Growing AI Needs Advance Hybrid Multicloud Maturity – ISG – March 4, 2026.
Enterprises decisively advanced in 2025 from isolated AI pilots to mission-critical AI deployments across hybrid and multicloud environments, increasing demand for new cloud infrastructure and services, according to a new research report published today by Information Services Group (ISG), a global AI-centered technology research and advisory firm.
The 2025 ISG Provider Lens global Multi Public Cloud Solutions report finds that enterprises are modernizing legacy environments while building cloud-native architectures to support AI-enabled applications. This has sharpened their focus on cloud infrastructure strength, operational governance and cost management.
“AI is no longer an experimental capability for enterprises,” said Anay Nawathe, ISG cloud delivery lead for the Americas. “Organizations are integrating AI into essential workflows, which raises the bar for performance, reliability, security and financial control across complex hybrid environments.”

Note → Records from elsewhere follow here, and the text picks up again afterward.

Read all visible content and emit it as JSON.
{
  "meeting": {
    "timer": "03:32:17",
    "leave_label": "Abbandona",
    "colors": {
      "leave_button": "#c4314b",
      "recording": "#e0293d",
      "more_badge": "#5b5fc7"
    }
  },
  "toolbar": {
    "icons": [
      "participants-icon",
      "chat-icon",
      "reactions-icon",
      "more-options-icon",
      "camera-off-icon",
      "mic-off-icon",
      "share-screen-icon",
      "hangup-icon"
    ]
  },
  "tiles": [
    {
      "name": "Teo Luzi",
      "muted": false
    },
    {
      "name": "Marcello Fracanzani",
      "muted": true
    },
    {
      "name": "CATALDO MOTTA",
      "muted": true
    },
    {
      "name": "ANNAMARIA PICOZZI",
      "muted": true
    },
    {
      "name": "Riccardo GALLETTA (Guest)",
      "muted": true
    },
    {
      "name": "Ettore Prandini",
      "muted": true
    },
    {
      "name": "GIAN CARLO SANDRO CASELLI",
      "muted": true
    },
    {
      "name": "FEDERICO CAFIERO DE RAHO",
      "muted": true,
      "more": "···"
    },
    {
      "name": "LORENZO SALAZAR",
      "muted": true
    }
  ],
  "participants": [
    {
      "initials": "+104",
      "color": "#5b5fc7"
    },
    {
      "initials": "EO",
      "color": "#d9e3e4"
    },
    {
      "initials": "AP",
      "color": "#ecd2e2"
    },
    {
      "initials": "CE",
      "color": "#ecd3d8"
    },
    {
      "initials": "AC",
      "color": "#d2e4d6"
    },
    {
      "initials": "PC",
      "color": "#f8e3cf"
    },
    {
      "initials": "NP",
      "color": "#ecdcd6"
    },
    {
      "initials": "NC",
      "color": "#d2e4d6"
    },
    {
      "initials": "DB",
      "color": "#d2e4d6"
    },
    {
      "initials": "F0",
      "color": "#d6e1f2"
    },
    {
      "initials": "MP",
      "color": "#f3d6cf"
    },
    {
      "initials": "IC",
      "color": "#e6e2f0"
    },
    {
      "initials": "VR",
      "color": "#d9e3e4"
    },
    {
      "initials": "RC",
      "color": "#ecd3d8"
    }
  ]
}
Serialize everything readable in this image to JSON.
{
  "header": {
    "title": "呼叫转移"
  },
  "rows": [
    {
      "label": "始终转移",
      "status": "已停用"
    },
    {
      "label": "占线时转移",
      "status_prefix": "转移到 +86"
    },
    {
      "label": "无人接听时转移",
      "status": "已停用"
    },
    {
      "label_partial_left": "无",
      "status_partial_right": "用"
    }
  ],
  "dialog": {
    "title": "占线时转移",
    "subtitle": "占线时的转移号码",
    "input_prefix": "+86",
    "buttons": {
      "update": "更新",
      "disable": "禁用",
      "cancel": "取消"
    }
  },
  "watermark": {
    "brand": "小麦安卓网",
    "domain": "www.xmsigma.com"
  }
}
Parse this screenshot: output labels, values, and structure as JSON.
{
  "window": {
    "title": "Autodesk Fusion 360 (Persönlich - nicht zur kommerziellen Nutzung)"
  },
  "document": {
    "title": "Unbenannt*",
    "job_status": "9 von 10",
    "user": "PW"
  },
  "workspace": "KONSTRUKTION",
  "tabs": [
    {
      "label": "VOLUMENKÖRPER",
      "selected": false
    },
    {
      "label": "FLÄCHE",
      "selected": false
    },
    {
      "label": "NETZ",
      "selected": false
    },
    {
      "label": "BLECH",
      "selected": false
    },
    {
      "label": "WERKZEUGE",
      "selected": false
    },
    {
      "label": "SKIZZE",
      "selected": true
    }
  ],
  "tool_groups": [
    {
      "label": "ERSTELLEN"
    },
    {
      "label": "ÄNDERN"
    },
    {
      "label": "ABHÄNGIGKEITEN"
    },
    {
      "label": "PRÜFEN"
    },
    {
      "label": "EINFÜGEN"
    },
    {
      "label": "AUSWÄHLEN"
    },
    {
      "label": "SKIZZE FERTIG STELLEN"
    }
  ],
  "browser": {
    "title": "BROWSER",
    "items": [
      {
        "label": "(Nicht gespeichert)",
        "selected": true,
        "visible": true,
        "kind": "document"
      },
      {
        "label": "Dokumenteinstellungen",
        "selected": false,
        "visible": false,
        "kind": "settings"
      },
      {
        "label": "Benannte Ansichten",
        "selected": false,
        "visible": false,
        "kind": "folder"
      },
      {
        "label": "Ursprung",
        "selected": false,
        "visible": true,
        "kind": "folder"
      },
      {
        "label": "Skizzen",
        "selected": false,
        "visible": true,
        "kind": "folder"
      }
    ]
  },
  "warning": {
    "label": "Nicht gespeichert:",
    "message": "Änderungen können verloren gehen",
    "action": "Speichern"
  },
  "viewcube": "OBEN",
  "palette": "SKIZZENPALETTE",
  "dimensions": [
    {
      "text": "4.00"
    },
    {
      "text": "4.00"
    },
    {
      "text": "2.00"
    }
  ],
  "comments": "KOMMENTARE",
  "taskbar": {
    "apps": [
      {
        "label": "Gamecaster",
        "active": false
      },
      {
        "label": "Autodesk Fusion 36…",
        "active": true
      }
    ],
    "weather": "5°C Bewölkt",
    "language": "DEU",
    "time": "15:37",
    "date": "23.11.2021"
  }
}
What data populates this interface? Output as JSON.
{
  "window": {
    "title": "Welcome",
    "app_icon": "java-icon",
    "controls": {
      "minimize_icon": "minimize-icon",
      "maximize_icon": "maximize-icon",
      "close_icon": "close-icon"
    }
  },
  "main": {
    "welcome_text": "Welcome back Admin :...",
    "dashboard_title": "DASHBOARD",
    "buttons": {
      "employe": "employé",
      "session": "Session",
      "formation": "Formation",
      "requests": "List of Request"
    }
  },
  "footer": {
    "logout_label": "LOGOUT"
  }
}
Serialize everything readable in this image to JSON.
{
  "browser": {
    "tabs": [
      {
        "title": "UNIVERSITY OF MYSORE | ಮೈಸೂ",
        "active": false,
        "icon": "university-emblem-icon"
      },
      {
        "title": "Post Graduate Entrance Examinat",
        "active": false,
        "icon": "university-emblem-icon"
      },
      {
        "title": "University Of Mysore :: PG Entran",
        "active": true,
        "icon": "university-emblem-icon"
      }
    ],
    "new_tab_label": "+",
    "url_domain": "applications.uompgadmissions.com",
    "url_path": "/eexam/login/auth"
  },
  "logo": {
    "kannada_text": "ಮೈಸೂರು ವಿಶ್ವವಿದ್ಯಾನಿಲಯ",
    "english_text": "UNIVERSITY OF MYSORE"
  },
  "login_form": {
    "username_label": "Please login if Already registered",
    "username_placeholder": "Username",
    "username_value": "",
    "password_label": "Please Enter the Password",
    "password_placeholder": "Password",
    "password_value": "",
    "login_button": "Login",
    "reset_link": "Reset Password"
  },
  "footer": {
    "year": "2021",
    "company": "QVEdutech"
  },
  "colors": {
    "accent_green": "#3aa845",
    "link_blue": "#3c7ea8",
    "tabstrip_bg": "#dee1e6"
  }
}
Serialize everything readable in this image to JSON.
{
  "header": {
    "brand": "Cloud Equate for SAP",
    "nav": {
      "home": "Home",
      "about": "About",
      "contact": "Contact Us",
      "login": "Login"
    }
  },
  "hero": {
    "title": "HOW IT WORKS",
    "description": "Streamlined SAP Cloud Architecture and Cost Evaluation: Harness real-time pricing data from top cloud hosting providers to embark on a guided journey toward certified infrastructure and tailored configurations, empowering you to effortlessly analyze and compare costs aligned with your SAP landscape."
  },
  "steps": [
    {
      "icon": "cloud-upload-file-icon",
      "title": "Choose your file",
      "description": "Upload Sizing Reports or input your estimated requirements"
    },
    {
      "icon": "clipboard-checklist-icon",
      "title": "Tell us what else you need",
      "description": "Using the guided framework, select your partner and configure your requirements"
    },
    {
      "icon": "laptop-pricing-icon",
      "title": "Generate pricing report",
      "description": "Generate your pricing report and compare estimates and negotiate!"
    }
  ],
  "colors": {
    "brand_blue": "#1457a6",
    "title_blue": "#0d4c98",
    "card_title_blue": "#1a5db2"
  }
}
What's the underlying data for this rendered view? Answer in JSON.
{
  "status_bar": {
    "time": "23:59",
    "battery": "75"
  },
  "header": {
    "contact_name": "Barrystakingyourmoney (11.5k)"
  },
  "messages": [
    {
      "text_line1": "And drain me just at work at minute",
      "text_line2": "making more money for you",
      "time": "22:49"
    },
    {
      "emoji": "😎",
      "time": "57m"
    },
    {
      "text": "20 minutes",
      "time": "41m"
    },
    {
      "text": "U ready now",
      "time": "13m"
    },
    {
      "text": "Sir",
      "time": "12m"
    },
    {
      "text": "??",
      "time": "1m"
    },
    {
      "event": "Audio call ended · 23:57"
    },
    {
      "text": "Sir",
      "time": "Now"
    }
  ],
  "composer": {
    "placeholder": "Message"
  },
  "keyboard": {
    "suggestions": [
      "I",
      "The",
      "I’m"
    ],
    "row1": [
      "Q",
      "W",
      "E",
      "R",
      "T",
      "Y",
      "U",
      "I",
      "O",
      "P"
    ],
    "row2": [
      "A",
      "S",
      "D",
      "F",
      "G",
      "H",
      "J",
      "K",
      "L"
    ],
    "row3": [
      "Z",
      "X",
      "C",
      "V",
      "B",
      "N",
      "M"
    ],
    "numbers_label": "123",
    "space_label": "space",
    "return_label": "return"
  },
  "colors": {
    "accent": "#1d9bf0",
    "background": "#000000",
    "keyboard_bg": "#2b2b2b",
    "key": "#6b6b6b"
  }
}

Enterprises are building digital services on a foundation of cloud-native architectures that incorporate microservices, containers and API-first platforms, the report says. This shift has led to faster application deployment, better scalability and consistent operations across hybrid and multicloud environments. Adoption metrics show enterprises are validating this approach, with the use of Kubernetes management platforms rising sharply and most organizations reporting tighter DevOps integration and more efficient resource use, ISG says.
Operational complexity is increasing as AI workloads, open-source components and distributed systems converge, the report says. Enterprises are responding by prioritizing integrated platforms that combine cloud security, observability, Kubernetes management and governance. These capabilities help organizations eliminate data silos, automate policy enforcement and maintain trust as AI pipelines extend across infrastructure layers, ISG says.
Financial governance has become a critical concern as AI workloads put sustained pressure on infrastructure budgets, the report says. Enterprises are adopting advanced FinOps practices to gain granular insight into compute, storage and network consumption, particularly for GPU-intensive training and inference. Organizations increasingly expect FinOps tools to integrate with security and observability data to provide proactive cost control and clearer measurement of business outcomes.
“Kubernetes and cloud-native platforms now form the backbone of scalable AI operations,” said Shashank Rajmane, principal analyst, ISG Provider Lens Research, and lead author of the report. “Enterprises need consistent control across environments, and service providers play a key role in helping them operationalize AI efficiently and securely.”
The report also explores other public cloud trends affecting enterprises, including enterprises’ growing acceptance of open-source tools and rising demand for AI-based enhancements to Kubernetes platforms.